When little girls are encouraged to be in relationships at 9 & 10 yrs old, one has to wonder what the hell is in the parent's head?!  By encourage, I also mean allowing such a young girl to even refer to another child as a " boyfriend" regardless of what silly and unreasonable restrictions you have in place.  It's mental. It just ain't right. 

I have personally witnessed a situation where a 10-year-old child was told she isn't allowed to shave her legs or  underarms until she is 12.  That's a hygeine and personal image thing. She wants to, she feels embarrassed by the hair growth as she frequently has her legs exposed due to sports activities.  (On a side note, my own 10-year-old twin daughters have had to shave their under arms since they were 9 at their own request and because it was noticeable.)  However, this same 10-year-old child who is not allowed to shave is, however, allowed to be "in a relationship" (per Facebook), and is allowed to have a"boyfriend" with the stipulation of no holding hands till 16, no hugging till 18, and no kissing till 30. 

Seriously?!  I mean, c'mon...  Is there some piece of this puzzle that I am missing?

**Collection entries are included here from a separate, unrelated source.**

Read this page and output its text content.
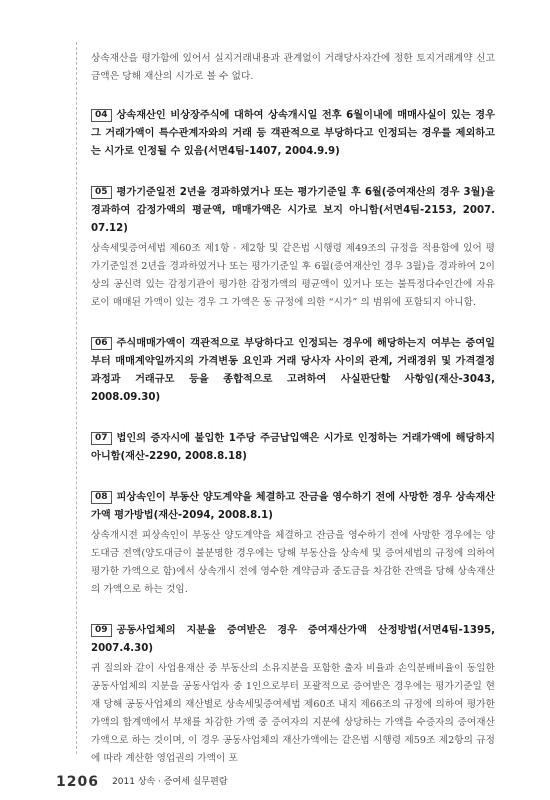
상속재산을 평가함에 있어서 실지거래내용과 관계없이 거래당사자간에 정한 토지거래계약 신고금액은 당해 재산의 시가로 볼 수 없다.

04 상속재산인 비상장주식에 대하여 상속개시일 전후 6월이내에 매매사실이 있는 경우 그 거래가액이 특수관계자와의 거래 등 객관적으로 부당하다고 인정되는 경우를 제외하고는 시가로 인정될 수 있음(서면4팀-1407, 2004.9.9)

05 평가기준일전 2년을 경과하였거나 또는 평가기준일 후 6월(증여재산의 경우 3월)을 경과하여 감정가액의 평균액, 매매가액은 시가로 보지 아니함(서면4팀-2153, 2007. 07.12)

상속세및증여세법 제60조 제1항 · 제2항 및 같은법 시행령 제49조의 규정을 적용함에 있어 평가기준일전 2년을 경과하였거나 또는 평가기준일 후 6월(증여재산인 경우 3월)을 경과하여 2이상의 공신력 있는 감정기관이 평가한 감정가액의 평균액이 있거나 또는 불특정다수인간에 자유로이 매매된 가액이 있는 경우 그 가액은 동 규정에 의한 “시가” 의 범위에 포함되지 아니함.

06 주식매매가액이 객관적으로 부당하다고 인정되는 경우에 해당하는지 여부는 증여일부터 매매계약일까지의 가격변동 요인과 거래 당사자 사이의 관계, 거래경위 및 가격결정 과정과 거래규모 등을 종합적으로 고려하여 사실판단할 사항임(재산-3043, 2008.09.30)

07 법인의 증자시에 불입한 1주당 주금납입액은 시가로 인정하는 거래가액에 해당하지 아니함(재산-2290, 2008.8.18)

08 피상속인이 부동산 양도계약을 체결하고 잔금을 영수하기 전에 사망한 경우 상속재산가액 평가방법(재산-2094, 2008.8.1)

상속개시전 피상속인이 부동산 양도계약을 체결하고 잔금을 영수하기 전에 사망한 경우에는 양도대금 전액(양도대금이 불분명한 경우에는 당해 부동산을 상속세 및 증여세법의 규정에 의하여 평가한 가액으로 함)에서 상속개시 전에 영수한 계약금과 중도금을 차감한 잔액을 당해 상속재산의 가액으로 하는 것임.

09 공동사업체의 지분을 증여받은 경우 증여재산가액 산정방법(서면4팀-1395, 2007.4.30)

귀 질의와 같이 사업용재산 중 부동산의 소유지분을 포함한 출자 비율과 손익분배비율이 동일한 공동사업체의 지분을 공동사업자 중 1인으로부터 포괄적으로 증여받은 경우에는 평가기준일 현재 당해 공동사업체의 재산별로 상속세및증여세법 제60조 내지 제66조의 규정에 의하여 평가한 가액의 합계액에서 부채를 차감한 가액 중 증여자의 지분에 상당하는 가액을 수증자의 증여재산가액으로 하는 것이며, 이 경우 공동사업체의 재산가액에는 같은법 시행령 제59조 제2항의 규정에 따라 계산한 영업권의 가액이 포

1206 2011 상속 · 증여세 실무편람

I must be living in a twilight zone where I, a grown, 37-year-old woman living with my fiancé and 7 children, in a nice home, raising them to take life seriously and not treat relationships flippantly, am considered to be participating in an inappropriate relationship - exposing young children to emotional turmoil - yet, the aforementioned emotional and mental programming and manipulation of a young girl is considered a strong, conservative, Christian upbringing. 

I would like to publicly say that, I am so very grateful for the inappropriate and alternative reality which my family lives in.  And, Universe-willing, my children will grow up living in the twilight zone too.

Debbie Lee

P.S. No, my 10-year-old daughters do not have Facebook accounts and get offended when anyone even suggests that they might have a boyfriend.  And, my 13 & 14-year-old sons have decided (thanks to our inappropriate, secular child-rearing techniques) that they are too young for relationships and should keep their options open.